El día domingo se permitía a la peonada “la diversión de costumbre, que es el baile, cuidando las familias del partido, y prohibiéndose hacerlo de noche, y éste sólo durará hasta las cuatro de la tarde”.

Pero también por la época rigieron las denominadas leyes de “vagos” para obligar a prestar servicio a los también denominados “gauchos” que no tenían ocupación fija.

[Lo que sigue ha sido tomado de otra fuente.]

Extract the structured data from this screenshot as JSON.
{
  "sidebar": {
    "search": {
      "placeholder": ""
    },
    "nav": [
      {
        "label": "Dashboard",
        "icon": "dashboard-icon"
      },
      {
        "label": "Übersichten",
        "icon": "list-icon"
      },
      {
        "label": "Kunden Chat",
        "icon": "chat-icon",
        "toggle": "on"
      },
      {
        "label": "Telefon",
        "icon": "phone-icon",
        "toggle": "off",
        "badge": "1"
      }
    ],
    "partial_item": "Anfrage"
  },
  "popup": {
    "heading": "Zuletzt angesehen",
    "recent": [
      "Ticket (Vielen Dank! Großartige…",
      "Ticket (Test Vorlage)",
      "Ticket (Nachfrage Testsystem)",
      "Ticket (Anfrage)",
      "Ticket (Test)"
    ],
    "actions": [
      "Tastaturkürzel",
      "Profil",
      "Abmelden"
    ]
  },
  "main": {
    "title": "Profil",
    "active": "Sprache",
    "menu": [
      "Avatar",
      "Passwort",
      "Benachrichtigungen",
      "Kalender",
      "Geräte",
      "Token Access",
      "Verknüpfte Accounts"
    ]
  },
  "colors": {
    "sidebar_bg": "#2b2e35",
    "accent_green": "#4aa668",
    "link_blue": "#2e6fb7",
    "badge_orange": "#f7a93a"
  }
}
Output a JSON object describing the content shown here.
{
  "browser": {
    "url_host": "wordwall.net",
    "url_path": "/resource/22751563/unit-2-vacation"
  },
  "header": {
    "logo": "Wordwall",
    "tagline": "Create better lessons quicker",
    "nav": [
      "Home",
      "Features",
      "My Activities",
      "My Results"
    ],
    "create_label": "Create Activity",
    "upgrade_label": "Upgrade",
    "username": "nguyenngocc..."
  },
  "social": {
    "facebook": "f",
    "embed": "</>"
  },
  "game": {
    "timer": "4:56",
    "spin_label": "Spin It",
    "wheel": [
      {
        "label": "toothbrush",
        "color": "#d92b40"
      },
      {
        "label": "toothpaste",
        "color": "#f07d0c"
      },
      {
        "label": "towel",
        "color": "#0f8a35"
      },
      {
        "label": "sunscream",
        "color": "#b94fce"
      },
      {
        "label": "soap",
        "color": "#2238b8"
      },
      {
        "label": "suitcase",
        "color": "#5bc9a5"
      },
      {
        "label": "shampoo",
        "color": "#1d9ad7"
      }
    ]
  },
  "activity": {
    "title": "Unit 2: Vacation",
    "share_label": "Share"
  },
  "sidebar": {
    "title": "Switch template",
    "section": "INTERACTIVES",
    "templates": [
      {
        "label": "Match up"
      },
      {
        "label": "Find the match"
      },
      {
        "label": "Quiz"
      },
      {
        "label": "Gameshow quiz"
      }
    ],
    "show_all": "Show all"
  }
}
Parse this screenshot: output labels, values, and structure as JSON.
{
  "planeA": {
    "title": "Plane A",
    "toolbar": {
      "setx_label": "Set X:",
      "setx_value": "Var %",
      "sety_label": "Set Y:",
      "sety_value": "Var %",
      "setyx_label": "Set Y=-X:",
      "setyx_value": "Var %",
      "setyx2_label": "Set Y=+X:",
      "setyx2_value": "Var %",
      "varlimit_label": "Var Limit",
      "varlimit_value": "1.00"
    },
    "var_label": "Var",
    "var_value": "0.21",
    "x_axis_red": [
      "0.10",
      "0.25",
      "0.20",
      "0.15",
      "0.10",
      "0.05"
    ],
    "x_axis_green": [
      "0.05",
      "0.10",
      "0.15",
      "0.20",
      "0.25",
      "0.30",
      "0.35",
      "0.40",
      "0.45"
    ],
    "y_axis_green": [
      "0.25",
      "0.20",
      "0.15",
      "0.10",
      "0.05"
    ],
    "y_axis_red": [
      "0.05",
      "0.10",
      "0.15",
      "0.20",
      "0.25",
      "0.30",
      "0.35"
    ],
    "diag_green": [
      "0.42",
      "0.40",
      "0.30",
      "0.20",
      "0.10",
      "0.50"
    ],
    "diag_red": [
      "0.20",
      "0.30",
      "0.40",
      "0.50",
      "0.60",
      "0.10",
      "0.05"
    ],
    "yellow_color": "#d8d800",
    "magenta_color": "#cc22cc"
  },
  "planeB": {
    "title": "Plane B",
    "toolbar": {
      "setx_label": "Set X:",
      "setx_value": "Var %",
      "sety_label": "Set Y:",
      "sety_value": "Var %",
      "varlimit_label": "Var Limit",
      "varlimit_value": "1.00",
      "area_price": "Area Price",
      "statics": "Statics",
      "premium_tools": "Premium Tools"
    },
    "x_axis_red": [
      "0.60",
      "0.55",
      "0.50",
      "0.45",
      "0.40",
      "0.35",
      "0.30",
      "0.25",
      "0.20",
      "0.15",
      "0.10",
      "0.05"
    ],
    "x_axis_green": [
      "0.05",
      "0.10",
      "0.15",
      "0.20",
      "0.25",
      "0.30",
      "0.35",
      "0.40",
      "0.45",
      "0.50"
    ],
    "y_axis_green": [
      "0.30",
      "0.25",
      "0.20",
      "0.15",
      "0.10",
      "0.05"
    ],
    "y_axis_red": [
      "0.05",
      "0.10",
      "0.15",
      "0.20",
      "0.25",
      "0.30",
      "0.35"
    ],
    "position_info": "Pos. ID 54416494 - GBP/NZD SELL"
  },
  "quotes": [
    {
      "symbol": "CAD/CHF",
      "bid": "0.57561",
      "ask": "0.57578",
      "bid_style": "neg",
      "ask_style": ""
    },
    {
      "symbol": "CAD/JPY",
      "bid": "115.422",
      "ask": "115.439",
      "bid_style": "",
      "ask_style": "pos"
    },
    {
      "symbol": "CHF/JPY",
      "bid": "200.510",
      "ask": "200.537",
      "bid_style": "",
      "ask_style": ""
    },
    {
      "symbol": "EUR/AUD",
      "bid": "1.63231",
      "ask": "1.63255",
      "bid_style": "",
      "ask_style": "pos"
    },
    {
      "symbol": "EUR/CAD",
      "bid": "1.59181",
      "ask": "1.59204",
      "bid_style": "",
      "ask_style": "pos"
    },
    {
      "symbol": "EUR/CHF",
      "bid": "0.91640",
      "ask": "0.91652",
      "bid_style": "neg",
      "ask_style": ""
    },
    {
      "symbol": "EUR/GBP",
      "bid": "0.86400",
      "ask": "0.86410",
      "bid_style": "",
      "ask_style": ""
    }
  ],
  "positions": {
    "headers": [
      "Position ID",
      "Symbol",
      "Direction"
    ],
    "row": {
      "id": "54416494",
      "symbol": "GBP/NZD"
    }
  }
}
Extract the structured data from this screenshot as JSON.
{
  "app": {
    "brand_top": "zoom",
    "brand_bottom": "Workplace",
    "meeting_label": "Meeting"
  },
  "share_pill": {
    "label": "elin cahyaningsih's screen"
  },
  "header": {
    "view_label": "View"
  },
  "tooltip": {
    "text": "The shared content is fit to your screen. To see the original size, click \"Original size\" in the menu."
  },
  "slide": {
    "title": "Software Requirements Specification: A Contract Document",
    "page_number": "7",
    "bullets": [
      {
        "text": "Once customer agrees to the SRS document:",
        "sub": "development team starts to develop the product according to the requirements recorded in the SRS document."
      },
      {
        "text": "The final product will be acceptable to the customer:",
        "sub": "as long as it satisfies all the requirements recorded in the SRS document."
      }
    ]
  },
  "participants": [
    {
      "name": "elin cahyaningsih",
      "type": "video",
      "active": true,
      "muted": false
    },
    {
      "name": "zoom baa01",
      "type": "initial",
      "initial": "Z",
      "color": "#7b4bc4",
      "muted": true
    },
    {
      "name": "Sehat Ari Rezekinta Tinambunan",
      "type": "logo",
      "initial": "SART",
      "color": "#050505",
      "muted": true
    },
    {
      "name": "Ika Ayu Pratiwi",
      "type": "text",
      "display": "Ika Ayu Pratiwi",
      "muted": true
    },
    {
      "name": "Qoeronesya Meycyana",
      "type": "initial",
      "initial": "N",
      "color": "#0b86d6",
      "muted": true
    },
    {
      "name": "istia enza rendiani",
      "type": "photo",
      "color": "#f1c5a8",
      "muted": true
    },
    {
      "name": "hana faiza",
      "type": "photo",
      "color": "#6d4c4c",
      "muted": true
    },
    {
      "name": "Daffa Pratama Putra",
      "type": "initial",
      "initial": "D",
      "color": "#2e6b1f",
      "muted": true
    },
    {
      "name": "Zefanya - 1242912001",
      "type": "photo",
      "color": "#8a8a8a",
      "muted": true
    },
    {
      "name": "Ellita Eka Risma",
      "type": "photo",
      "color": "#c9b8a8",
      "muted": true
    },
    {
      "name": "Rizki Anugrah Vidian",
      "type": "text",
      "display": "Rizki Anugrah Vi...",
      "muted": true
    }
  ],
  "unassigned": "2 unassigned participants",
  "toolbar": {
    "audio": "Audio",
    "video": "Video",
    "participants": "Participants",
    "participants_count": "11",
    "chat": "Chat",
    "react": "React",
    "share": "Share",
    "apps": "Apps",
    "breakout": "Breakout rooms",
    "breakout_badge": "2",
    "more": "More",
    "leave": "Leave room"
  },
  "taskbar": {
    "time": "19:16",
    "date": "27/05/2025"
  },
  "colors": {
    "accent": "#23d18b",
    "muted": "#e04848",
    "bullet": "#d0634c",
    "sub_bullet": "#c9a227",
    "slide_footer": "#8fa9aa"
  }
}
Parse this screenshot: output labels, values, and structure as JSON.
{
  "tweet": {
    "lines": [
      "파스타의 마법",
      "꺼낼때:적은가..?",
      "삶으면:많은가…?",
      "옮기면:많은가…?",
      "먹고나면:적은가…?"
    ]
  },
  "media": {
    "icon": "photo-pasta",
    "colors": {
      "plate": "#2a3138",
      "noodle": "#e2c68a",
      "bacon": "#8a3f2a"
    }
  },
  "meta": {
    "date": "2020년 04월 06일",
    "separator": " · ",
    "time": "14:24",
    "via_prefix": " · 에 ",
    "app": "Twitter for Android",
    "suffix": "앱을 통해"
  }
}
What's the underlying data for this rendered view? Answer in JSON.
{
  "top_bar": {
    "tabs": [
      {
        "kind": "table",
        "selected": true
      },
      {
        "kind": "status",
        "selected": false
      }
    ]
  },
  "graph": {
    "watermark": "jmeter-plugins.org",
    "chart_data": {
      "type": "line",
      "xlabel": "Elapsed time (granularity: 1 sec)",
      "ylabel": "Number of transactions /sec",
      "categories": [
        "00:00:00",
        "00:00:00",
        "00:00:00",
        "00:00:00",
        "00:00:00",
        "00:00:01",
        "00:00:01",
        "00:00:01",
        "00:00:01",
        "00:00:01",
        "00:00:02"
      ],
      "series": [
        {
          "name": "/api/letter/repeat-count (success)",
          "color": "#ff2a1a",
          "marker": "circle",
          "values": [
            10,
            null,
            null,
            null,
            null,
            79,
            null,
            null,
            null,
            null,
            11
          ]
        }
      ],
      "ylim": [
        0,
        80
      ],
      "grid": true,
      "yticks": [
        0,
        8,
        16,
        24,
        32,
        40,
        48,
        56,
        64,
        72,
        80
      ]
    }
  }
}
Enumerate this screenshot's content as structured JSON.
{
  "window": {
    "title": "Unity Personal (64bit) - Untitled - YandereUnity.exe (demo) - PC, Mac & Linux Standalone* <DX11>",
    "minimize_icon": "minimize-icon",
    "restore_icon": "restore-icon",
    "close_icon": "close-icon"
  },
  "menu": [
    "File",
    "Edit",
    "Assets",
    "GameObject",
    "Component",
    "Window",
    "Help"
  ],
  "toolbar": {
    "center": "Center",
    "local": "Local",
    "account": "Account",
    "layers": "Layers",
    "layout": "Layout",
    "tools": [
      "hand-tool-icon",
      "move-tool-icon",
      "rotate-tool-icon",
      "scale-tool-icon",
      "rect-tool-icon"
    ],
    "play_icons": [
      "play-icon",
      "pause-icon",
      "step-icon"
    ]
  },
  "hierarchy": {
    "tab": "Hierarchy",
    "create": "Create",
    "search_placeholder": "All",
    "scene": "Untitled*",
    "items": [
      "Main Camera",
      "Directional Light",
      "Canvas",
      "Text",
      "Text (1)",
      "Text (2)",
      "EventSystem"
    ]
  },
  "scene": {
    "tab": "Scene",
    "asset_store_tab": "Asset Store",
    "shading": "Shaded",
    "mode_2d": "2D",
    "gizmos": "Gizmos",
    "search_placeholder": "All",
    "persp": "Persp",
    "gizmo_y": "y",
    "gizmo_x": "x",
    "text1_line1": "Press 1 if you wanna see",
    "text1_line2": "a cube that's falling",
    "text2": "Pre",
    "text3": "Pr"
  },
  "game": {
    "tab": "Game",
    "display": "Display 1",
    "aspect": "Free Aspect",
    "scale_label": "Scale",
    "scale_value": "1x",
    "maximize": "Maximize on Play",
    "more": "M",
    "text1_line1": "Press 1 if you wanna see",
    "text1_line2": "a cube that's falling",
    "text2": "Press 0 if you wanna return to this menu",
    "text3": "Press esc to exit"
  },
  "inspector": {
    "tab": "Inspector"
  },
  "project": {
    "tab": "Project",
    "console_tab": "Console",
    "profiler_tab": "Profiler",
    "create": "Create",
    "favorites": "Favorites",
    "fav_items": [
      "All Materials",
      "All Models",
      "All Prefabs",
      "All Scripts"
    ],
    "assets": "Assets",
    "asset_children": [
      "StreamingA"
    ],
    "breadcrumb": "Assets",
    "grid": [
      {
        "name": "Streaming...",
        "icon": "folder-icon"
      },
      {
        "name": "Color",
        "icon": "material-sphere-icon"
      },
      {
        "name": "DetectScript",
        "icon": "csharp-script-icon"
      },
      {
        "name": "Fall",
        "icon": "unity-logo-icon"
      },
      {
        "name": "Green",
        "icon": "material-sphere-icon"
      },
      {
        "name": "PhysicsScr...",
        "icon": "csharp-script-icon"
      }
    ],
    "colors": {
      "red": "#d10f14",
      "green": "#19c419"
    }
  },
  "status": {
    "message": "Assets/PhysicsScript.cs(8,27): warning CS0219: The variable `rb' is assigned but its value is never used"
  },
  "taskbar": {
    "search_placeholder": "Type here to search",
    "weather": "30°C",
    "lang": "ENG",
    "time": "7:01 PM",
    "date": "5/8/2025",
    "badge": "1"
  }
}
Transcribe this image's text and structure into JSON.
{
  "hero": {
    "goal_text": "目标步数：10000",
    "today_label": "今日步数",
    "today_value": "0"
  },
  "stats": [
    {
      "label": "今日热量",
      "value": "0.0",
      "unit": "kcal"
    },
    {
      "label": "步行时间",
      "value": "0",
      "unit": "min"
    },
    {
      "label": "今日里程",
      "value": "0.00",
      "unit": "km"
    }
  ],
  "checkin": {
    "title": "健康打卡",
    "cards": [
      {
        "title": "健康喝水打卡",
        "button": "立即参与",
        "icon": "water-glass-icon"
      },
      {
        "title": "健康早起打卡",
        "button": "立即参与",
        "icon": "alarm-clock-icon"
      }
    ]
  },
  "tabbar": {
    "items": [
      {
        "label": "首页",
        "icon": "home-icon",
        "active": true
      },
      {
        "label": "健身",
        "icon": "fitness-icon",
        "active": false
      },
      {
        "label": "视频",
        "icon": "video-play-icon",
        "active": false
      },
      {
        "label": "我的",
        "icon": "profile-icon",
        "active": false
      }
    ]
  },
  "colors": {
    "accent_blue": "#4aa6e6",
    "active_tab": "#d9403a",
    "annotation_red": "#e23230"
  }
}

En 1848 el gobierno decretó “convencido de que la falta de moral y aplicación al trabajo de la clase jornalera, obsta poderosamente al adelanto de un país, por cuanto la falta de brazos paraliza todos los ramos de su comercio e industria” por lo tanto no se admitía en la provincia “ninguna clase de individuo vago, o que no tenga ocupación honesta y conocida” y establecía las obligaciones de peones y empleadores que debían exigir la portación de un certificado de las autoridades competentes o la “papeleta” extendida por un empleador donde se registraba su conducta en el trabajo. Los que persistían en el estado de vagancia serían enviados al campamento militar de Calá.

En 1860 la Cámara legislativa sancionó la “Ley de vagos” que calificaba como tales a “las personas de uno y otro sexo que no tengan renta, profesión, oficio u otro medio lícito con que vivir” y “los que, con renta, pero insuficiente para subsistir, no se dedican a alguna ocupación lícita y concurren ordinariamente a casas de juego, pulperías o parajes sospechosos”. A estos infractores se los destinaba a “trabajos públicos por el término de tres meses” en tanto que “las mujeres vagas serán colocadas por igual término al servicio de alguna familia mediante un salario convenido entre la Autoridad y el patrón”.